En su libro La Vida de 100 años, Lynda Gratton y Andrew Scott describen las oportunidades y retos asociados al gran aumento de la longevidad que se ha producido en los dos últimos siglos, en los que la esperanza de vida ha aumentado a una tasa estable de más de dos años por década. Un joven que tenga hoy 20 años tiene un 50% de probabilidad de llegar a ser centenario. La esperanza de vida media al nacer en el mundo alanzó en 2016, según datos de la Organización Mundial de la Salud, los 72 años, doblando la que se registraba a comienzos del siglo XX. Continúa existiendo una gran variabilidad entre países (algunos en África apenas superan los 50 años de esperanza de vida al nacer, frente a los 83,1 de España o los 84,2 de Japón), pero el aumento de la longevidad es un fenómeno mundial y aún vigente: considerando solo lo acontecido en lo que va del siglo XXI, la esperanza de vida al nacer ha aumentado en el mundo, de media, cinco años y medio.

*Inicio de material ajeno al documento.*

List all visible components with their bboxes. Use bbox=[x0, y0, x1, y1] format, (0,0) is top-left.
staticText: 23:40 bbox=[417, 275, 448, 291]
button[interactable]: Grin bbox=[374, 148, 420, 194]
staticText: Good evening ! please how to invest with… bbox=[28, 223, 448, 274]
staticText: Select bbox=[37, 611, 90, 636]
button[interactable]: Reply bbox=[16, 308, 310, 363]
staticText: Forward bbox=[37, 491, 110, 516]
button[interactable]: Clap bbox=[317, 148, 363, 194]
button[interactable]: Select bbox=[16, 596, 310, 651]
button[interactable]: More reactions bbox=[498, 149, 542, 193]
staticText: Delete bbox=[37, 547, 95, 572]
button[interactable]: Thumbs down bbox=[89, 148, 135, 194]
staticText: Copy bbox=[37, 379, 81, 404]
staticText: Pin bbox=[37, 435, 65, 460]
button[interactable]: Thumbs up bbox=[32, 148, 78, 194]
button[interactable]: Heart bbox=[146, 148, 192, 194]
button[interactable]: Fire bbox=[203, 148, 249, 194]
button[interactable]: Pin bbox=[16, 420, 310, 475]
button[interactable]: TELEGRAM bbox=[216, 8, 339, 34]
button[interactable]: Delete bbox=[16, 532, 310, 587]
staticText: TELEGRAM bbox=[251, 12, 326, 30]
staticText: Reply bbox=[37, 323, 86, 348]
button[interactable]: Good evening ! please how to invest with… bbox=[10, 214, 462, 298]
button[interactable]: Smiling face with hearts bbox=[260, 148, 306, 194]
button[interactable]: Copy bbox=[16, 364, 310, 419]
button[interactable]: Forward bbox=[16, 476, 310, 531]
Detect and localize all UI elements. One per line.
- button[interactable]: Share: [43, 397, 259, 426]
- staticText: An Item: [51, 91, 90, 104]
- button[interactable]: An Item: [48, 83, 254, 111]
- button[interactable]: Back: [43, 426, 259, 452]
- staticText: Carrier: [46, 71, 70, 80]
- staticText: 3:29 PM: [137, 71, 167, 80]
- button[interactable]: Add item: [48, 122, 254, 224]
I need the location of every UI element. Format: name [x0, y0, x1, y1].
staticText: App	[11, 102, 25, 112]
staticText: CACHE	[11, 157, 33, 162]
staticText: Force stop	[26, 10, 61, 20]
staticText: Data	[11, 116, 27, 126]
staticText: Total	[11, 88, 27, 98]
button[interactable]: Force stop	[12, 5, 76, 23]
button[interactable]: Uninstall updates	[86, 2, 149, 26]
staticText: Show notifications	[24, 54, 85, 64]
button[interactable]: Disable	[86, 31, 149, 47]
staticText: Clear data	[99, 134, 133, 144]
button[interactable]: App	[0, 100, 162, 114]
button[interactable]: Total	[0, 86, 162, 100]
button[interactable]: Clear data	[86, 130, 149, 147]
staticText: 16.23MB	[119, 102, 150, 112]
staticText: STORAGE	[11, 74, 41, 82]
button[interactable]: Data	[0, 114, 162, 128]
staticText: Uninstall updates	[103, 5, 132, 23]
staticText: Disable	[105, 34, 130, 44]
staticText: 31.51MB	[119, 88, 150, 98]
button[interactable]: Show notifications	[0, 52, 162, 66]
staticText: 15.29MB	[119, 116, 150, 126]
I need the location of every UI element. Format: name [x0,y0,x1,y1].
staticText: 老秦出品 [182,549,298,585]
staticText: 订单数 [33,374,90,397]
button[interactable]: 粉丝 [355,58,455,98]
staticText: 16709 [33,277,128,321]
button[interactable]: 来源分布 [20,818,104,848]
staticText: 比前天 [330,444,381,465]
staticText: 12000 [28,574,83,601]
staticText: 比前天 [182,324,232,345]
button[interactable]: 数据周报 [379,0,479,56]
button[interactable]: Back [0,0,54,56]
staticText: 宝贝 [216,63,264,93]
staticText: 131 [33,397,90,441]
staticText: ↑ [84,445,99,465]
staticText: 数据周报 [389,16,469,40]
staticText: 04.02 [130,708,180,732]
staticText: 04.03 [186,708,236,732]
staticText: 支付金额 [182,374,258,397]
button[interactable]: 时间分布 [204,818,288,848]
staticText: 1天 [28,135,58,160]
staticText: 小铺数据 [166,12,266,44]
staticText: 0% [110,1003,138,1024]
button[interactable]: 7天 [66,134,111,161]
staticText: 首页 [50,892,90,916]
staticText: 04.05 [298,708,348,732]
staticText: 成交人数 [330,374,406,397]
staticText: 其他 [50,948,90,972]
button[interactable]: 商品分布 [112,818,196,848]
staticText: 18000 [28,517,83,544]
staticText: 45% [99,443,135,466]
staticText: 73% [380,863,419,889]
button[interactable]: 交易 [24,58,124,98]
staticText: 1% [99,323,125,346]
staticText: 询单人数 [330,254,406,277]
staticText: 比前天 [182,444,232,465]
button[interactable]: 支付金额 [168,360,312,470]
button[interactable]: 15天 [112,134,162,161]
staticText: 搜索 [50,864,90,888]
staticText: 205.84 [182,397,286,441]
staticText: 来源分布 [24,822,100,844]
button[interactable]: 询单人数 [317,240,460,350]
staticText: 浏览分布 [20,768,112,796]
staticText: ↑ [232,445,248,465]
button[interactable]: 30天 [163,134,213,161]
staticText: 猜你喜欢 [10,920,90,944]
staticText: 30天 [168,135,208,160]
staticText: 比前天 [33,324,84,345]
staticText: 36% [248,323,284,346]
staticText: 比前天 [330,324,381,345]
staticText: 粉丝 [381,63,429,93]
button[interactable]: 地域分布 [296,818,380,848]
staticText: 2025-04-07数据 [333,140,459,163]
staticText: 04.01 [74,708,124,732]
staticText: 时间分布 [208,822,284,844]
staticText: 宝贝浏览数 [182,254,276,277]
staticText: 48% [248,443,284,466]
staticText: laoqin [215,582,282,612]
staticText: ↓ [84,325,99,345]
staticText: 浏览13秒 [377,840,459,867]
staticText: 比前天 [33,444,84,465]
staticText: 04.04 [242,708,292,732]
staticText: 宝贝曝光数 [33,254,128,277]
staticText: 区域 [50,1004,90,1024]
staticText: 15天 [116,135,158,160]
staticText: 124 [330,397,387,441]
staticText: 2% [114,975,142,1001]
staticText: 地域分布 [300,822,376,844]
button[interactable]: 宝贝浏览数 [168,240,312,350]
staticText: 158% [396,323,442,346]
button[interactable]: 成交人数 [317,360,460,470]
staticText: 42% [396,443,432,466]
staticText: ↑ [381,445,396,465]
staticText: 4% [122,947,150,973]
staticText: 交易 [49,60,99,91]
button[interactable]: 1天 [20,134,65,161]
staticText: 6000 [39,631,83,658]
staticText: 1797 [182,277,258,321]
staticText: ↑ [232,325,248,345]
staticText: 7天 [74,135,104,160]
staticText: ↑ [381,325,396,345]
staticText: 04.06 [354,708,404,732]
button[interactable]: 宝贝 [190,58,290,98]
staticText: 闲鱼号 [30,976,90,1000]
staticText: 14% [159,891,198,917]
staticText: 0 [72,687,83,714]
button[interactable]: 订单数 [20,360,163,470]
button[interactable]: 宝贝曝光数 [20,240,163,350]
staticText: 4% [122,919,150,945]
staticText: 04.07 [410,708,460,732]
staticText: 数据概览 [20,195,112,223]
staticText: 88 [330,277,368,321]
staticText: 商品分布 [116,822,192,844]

Yuval Noah Harari, en Homo Deus, advierte del peligro de extrapolar y proyectar tasas de crecimiento de la longevidad similares a las registradas en el pasado reciente (aunque un estudio publicado en The Lancet en 2017, analizando 35 países industrializados, encuentra que la probabilidad de que la esperanza de vida en ellos haya aumentado en el año 2030 es del 65% en mujeres y del 85% en hombres). En el año 1900 la esperanza de vida mundial apenas alcanzaba los cuarenta años de media porque mucha gente moría, señala Harari, por malnutrición, enfermedades infecciosas o por violencia y guerras. Desde entonces, ha disminuido el peso de estas causas de muerte prematura y así se ha permitido al hombre alcanzar lo que pueden ser límites “naturales”, en torno a los ochenta y tantos años de vida.

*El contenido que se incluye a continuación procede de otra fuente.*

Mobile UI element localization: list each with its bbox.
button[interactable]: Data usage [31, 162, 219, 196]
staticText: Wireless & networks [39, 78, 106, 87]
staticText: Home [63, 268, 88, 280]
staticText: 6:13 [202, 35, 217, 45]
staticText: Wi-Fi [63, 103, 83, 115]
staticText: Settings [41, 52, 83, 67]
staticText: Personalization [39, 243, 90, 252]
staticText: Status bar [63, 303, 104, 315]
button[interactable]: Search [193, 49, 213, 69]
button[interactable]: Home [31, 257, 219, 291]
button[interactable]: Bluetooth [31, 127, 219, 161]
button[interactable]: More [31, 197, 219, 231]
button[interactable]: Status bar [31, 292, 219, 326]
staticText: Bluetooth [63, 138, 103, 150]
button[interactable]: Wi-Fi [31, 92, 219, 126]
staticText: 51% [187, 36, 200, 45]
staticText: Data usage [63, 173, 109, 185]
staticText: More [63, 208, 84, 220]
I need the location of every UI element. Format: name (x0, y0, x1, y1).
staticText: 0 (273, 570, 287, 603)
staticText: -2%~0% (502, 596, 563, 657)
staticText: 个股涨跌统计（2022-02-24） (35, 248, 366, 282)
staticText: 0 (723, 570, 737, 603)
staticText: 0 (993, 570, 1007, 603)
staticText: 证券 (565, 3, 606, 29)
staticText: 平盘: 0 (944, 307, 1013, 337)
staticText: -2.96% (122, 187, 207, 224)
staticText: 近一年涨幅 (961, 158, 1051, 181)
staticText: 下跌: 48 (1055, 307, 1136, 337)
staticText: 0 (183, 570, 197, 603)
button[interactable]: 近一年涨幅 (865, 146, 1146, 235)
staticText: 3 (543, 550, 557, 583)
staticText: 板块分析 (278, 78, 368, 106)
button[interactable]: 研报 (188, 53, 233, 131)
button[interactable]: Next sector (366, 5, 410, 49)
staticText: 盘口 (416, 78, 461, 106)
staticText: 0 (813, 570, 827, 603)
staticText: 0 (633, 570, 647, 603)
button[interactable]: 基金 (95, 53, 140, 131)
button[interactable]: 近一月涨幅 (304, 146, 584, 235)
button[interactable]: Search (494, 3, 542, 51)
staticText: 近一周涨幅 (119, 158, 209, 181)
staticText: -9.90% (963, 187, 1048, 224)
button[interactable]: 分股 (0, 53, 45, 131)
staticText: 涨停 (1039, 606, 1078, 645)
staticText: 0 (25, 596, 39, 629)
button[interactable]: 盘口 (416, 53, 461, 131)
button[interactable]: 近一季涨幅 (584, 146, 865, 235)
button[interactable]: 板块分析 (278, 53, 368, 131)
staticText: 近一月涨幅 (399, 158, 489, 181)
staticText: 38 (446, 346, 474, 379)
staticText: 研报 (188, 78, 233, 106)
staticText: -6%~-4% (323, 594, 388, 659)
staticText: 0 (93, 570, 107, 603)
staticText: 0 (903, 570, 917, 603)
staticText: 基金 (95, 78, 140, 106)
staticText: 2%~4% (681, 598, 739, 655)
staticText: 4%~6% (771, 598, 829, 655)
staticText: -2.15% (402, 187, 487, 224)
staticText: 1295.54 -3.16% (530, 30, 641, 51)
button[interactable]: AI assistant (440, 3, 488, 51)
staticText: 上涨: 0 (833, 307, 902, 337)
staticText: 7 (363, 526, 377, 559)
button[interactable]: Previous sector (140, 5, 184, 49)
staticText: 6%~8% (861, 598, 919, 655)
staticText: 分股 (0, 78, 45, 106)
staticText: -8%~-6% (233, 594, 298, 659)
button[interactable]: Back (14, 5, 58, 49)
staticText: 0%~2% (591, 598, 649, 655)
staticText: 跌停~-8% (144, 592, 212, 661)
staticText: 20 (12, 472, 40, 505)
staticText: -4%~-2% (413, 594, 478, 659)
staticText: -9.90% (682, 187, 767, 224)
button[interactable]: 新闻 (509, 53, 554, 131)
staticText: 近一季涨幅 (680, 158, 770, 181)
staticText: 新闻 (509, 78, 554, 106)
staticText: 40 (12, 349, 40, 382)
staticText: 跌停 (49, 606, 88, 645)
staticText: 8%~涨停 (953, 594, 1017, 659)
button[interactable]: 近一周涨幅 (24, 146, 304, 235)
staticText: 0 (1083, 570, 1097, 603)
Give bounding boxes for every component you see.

Quizá haya ahí un techo más difícil de atravesar. Está por ver el efecto que puedan tener en el futuro nuevas tecnologías diagnósticas y terapéuticas, la regeneración de órganos y tejidos, la terapia génica o la confluencia entre biotecnología y avances en computación. Pero hay otro factor que puede ayudar a extender la vida media de una manera más igualitaria y rápida: hacer llegar la tecnología médica ya existente a todos los habitantes del planeta. Como hemos destacado ya anteriormente en esta columna, la OMS y el Banco Mundial alertan de que la mitad de la población mundial carece de acceso a servicios sanitarios básicos y de que más de cien millones de personas entran en situación de pobreza extrema cada año por gastos relacionados con el cuidado de enfermedades. Y la variabilidad en el acceso a la sanidad no solo se manifiesta en la brecha entre países ricos y pobres sino también en la que se da entre diferentes segmentos de población dentro de un mismo país.

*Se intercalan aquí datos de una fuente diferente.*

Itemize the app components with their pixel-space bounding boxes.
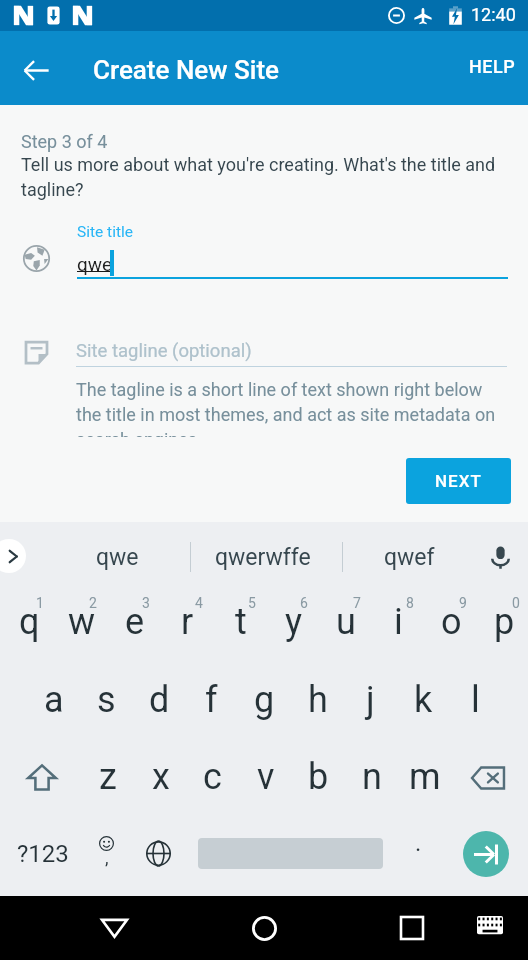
button[interactable]: r [161,576,214,653]
staticText: b [308,756,329,798]
button[interactable] [190,818,390,888]
staticText: HELP [469,56,516,77]
staticText: NEXT [435,471,482,491]
button[interactable]: Switch keyboard [472,910,508,946]
staticText: v [257,756,275,798]
staticText: i [394,601,403,643]
button[interactable]: NEXT [406,458,511,504]
button[interactable]: Change language [134,818,182,888]
button[interactable]: qwerwffe [203,534,323,580]
button[interactable]: . [395,814,441,884]
staticText: j [366,679,375,721]
staticText: , [105,847,109,868]
button[interactable]: Home [246,910,282,946]
staticText: Site title [77,223,134,241]
button[interactable]: Recent apps [394,910,430,946]
staticText: c [203,756,222,798]
button[interactable]: qwef [349,534,469,580]
staticText: q [19,601,40,643]
staticText: f [205,679,218,721]
staticText: t [235,601,247,643]
staticText: x [152,756,170,798]
button[interactable]: l [449,656,502,733]
staticText: k [414,679,433,721]
button[interactable]: j [344,656,397,733]
button[interactable]: i [372,576,425,653]
button[interactable]: c [186,733,239,810]
staticText: The tagline is a short line of text show… [76,379,496,437]
button[interactable]: v [239,733,292,810]
staticText: e [125,601,145,643]
staticText: ?123 [17,840,69,868]
staticText: w [68,601,96,643]
button[interactable]: Emoji [82,819,130,889]
button[interactable]: k [397,656,450,733]
button[interactable]: Voice input [479,536,521,578]
staticText: h [308,679,328,721]
button[interactable]: HELP [461,50,524,83]
staticText: g [254,679,275,721]
button[interactable]: n [345,733,398,810]
staticText: 8 [406,595,414,611]
staticText: s [97,679,116,721]
staticText: qwef [384,544,435,571]
staticText: m [409,756,441,798]
button[interactable]: b [292,733,345,810]
button[interactable]: y [267,576,320,653]
button[interactable]: u [319,576,372,653]
button[interactable]: s [80,656,133,733]
staticText: Tell us more about what you're creating.… [21,154,511,201]
button[interactable]: z [81,733,134,810]
staticText: 2 [89,595,97,611]
button[interactable]: a [27,656,80,733]
staticText: 0 [512,595,520,611]
staticText: o [441,601,462,643]
button[interactable]: Backspace [450,739,525,816]
staticText: Site tagline (optional) [76,340,252,362]
button[interactable]: Enter [463,831,509,877]
button[interactable]: Shift [4,739,79,816]
staticText: z [99,756,117,798]
staticText: d [149,679,170,721]
staticText: qwe [77,253,113,275]
button[interactable]: g [238,656,291,733]
staticText: p [494,601,515,643]
button[interactable]: d [133,656,186,733]
button[interactable]: q [3,576,56,653]
staticText: 12:40 [471,4,516,25]
staticText: 6 [300,595,308,611]
button[interactable]: More suggestions [0,539,26,573]
staticText: 9 [459,595,467,611]
staticText: 1 [36,595,44,611]
staticText: qwerwffe [215,544,311,571]
staticText: 4 [195,595,203,611]
staticText: 5 [248,595,256,611]
staticText: 3 [142,595,150,611]
staticText: . [415,829,422,857]
staticText: n [362,756,382,798]
button[interactable]: o [425,576,478,653]
button[interactable]: ?123 [3,819,83,889]
button[interactable]: e [108,576,161,653]
button[interactable]: h [291,656,344,733]
button[interactable]: w [55,576,108,653]
button[interactable]: m [398,733,451,810]
button[interactable]: Back [10,44,62,96]
staticText: Create New Site [93,55,279,85]
staticText: u [336,601,356,643]
staticText: r [181,601,194,643]
button[interactable]: x [134,733,187,810]
staticText: y [285,601,303,643]
staticText: a [44,679,64,721]
button[interactable]: qwe [57,534,177,580]
button[interactable]: t [214,576,267,653]
button[interactable]: Back [96,909,132,945]
button[interactable]: p [478,576,528,653]
staticText: 7 [353,595,361,611]
staticText: Step 3 of 4 [21,131,108,152]
staticText: l [471,679,480,721]
button[interactable]: f [185,656,238,733]
staticText: qwe [96,544,139,571]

Una vida de 100 años obligará a revisitar los actuales esquemas en los que se basa el Estado del Bienestar y probablemente romperá con el patrón de vida al que nos habíamos acostumbrado, dividido en tres etapas secuenciales -educación, trabajo, retiro-. La mayor longevidad supone un cambio de paradigma social que trae nuevos retos, pero es, ante todo, uno de los grandes logros colectivos de la humanidad a lo largo de su historia. La medicina y la industria sanitaria en su conjunto tienen la oportunidad de contribuir a continuar ganando años de vida mediante el desarrollo de nuevos productos y servicios innovadores. Sin olvidar, eso sí, que hay otras innovaciones ya al alcance de la mano que podrían tener gran efecto a corto plazo, utilizando tecnologías ya existentes o rediseñándolas ligeramente. Un ejemplo es el retrete “low cost” que Bill Gates quiere popularizar en países en vías de desarrollo. Otro, hacer llegar la educación sanitaria, la salud pública y hasta las consultas médicas y los programas de gestión de enfermedades crónicas a las personas que aún carecen de estos servicios utilizando la telefonía móvil, de la que ya hay 7.700 millones de líneas en el mundo, más que habitantes tiene la Tierra. Ese es el potencial que encierra ese término aún lastrado por sus connotaciones exóticas, la “salud digital”.